Following a holiday travel season that saw Canadians stranded abroad, stuck for hours on runways and forced to sleep on airport floors, federal lawmakers questioned airline executives on Thursday about what what went wrong
Severe winter weather was the main culprit, leaders from Sunwing, WestJet and Air Canada told the House of Commons transport committee during an emergency meeting called before Parliament returned later this month.
In opening remarks, Kevin O’Connor, Air Canada’s vice president of system operations control, defended the company’s recent performance in the face of extreme weather that caused “four-foot icicles” in Vancouver and froze baggage systems in Toronto.
But while stormy weather was behind much of the disruption, that’s not why the committee meeting was called, said Julie Vignola, a parliamentarian from the bloc representing Beauport-Limoilou.
“The problem is really about customer service,” he said.
Pam Damoff, a Liberal Rep. for Oakville North—Burlington, echoed that sentiment.
“You can’t control the weather, but what you can control are the plans you have to deal with it, as well as the way you communicate with your customers,” he said, adding that “bad weather is not unique to our Canada”. winters.”
Sunwing came under intense scrutiny from parliamentarians on the committee.
Last month, the holiday destination airline stranded hundreds in Mexico after canceling flights due to inclement weather ahead of Christmas, then canceled travel from Saskatchewan through early February due to “extenuating circumstances.”
Len Corrado, president of Sunwing, apologized once again for not having had the level that his passengers expect.
“While many of our clients enjoyed their vacations with minimal disruption, we did have some flaws in execution, which we are very sorry about,” Corrado said.
He listed three main reasons behind the company’s Christmas struggles: severe storms that affected operations across the country, unexpected staffing challenges, and airport infrastructure issues, such as the malfunctioning baggage carousel system at Toronto’s Pearson Airport. and a shortage of de-icing fluid in Vancouver.
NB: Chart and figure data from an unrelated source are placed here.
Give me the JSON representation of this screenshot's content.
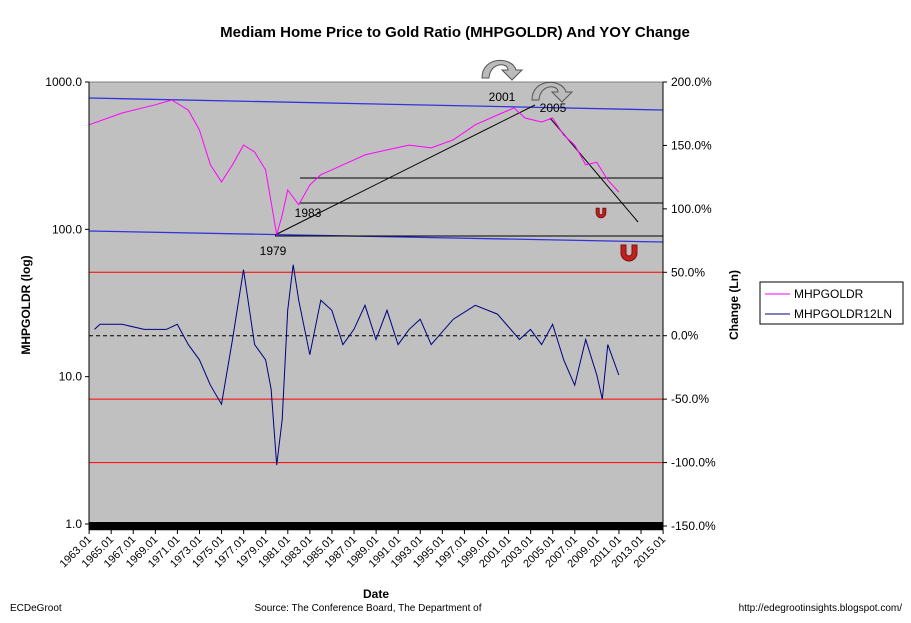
{
  "chart_data": {
    "type": "line",
    "title": "Mediam Home Price to Gold Ratio (MHPGOLDR) And YOY Change",
    "xlabel": "Date",
    "ylabel": "MHPGOLDR (log)",
    "y2label": "Change (Ln)",
    "xlim": [
      1963,
      2015
    ],
    "ylim": [
      1,
      1000
    ],
    "y2lim": [
      -150,
      200
    ],
    "yscale": "log",
    "left_ticks": [
      "1000.0",
      "100.0",
      "10.0",
      "1.0"
    ],
    "left_tick_values": [
      1000,
      100,
      10,
      1
    ],
    "right_ticks": [
      "200.0%",
      "150.0%",
      "100.0%",
      "50.0%",
      "0.0%",
      "-50.0%",
      "-100.0%",
      "-150.0%"
    ],
    "right_tick_values": [
      200,
      150,
      100,
      50,
      0,
      -50,
      -100,
      -150
    ],
    "x_ticks": [
      "1963.01",
      "1965.01",
      "1967.01",
      "1969.01",
      "1971.01",
      "1973.01",
      "1975.01",
      "1977.01",
      "1979.01",
      "1981.01",
      "1983.01",
      "1985.01",
      "1987.01",
      "1989.01",
      "1991.01",
      "1993.01",
      "1995.01",
      "1997.01",
      "1999.01",
      "2001.01",
      "2003.01",
      "2005.01",
      "2007.01",
      "2009.01",
      "2011.01",
      "2013.01",
      "2015.01"
    ],
    "legend": {
      "placement": "right",
      "entries": [
        "MHPGOLDR",
        "MHPGOLDR12LN"
      ]
    },
    "grid": false,
    "series": [
      {
        "name": "MHPGOLDR",
        "axis": "left",
        "color": "#ff00ff",
        "x": [
          1963,
          1966,
          1969,
          1970.5,
          1972,
          1973,
          1974,
          1975,
          1976,
          1977,
          1978,
          1979,
          1980,
          1980.5,
          1981,
          1982,
          1983,
          1984,
          1985,
          1986,
          1987,
          1988,
          1990,
          1992,
          1994,
          1996,
          1998,
          2000,
          2001.5,
          2002.5,
          2004,
          2005,
          2006,
          2007,
          2008,
          2009,
          2010,
          2011
        ],
        "y": [
          512,
          616,
          700,
          755,
          645,
          473,
          274,
          210,
          274,
          373,
          335,
          253,
          92,
          125,
          185,
          147,
          200,
          235,
          253,
          274,
          296,
          320,
          346,
          373,
          357,
          405,
          512,
          597,
          667,
          570,
          535,
          570,
          437,
          373,
          274,
          285,
          216,
          179
        ]
      },
      {
        "name": "MHPGOLDR12LN",
        "axis": "right",
        "color": "#000080",
        "x": [
          1963.5,
          1964,
          1966,
          1968,
          1970,
          1971,
          1972,
          1973,
          1974,
          1975,
          1976,
          1977,
          1978,
          1979,
          1979.5,
          1980,
          1980.5,
          1981,
          1981.5,
          1982,
          1983,
          1984,
          1985,
          1986,
          1987,
          1988,
          1989,
          1990,
          1991,
          1992,
          1993,
          1994,
          1996,
          1998,
          2000,
          2002,
          2003,
          2004,
          2005,
          2006,
          2007,
          2008,
          2009,
          2009.5,
          2010,
          2011
        ],
        "y": [
          5,
          9,
          9,
          5,
          5,
          9,
          -7,
          -19,
          -39,
          -54,
          -3,
          52,
          -7,
          -19,
          -42,
          -102,
          -66,
          20,
          56,
          28,
          -15,
          28,
          20,
          -7,
          5,
          24,
          -3,
          20,
          -7,
          5,
          13,
          -7,
          13,
          24,
          17,
          -3,
          5,
          -7,
          9,
          -19,
          -39,
          -3,
          -31,
          -50,
          -7,
          -31
        ]
      }
    ],
    "annotations": [
      "1979",
      "1983",
      "2001",
      "2005"
    ]
  },
  "footer": {
    "left": "ECDeGroot",
    "center": "Source:  The Conference Board, The Department of",
    "right": "http://edegrootinsights.blogspot.com/"
  }
}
However, when asked later that day, Tamara Vrooman, the president and CEO of Vancouver International Airport, insisted that she had not run out of de-icing fluid at any time during the vacation.
Corrado also said Sunwing had applied to hire 63 foreign pilots on a temporary basis and planned to place them in Regina and Saskatoon. He said the company’s application was unexpectedly rejected in early December.
When contacted by Star, a Sunwing representative clarified that the request was denied on November 25. In all, the airline said it canceled 67 flights during “December operational problems.”
Following testimony from airline executives, Federal Transport Minister Omar Alghabra faced heated questioning from Conservative MPs who accused the minister of failing to intervene properly during the Sunwing fiasco.
But Alghabra responded.
“What do you want me to be held responsible for? The weather? Or Sunwing’s bad decisions? Alghabra said at one point. “I’ve been personally involved, including through Christmas Day, Christmas Day, on a regular basis, briefed and informed about what’s going on.”
He said his office continually reminded Sunwing of its obligations to customers, as set out in the Air Passenger Protection Regulations. “Sunwing violated those rights,” Alghabra said.
Alghabra was then asked by Conservative MP Melissa Lantsman of Thornhill why she did not order the Canadian Transport Agency (CTA) to conduct an investigation into recent air travel problems. Alghabra said the agency operates as an “independent quasi-judicial body” and must be free of political interference.
Taylor Bachrach, an NDP MP representing Skeena—Bulkley Valley, has called on the federal government to strengthen air passenger protections by requiring automatic compensation for travelers whose flights are delayed.
“Right now, people who have already endured the stress caused by delays and canceled flights have to jump through endless hoops to get compensation,” Bachrach said in a statement issued shortly before the committee meeting.
According to Bachrach, the CTA has a backlog of 33,000 complaints “from people who say they have been treated unfairly by airlines when it comes to compensation,” with an average wait time of two years.
Andrew Gibbons, WestJet’s vice president of external affairs, also wants changes to “address the most glaring gap in consumer protection in Canada today.”
Many groups can cause flight delays and cancellations, Gibbons said, “but only airlines have regulations that govern our activities.” He called on the committee to demand “equitable policies for any entity that provides a service that may result in a delay or cancellation,” including government entities, airport authorities and Nav Canada, the private company that manages Canada’s airspace.
“This is not about a blame game. It’s just about improving the system overall and making sure there’s full transparency so that the Canadian traveler understands what the root cause is” of flight delays and cancellations, Gibbons said.
After analyzing the problems it faced last month, WestJet said it planned to improve “guest communications when things go wrong” and the airline’s “overall baggage performance.”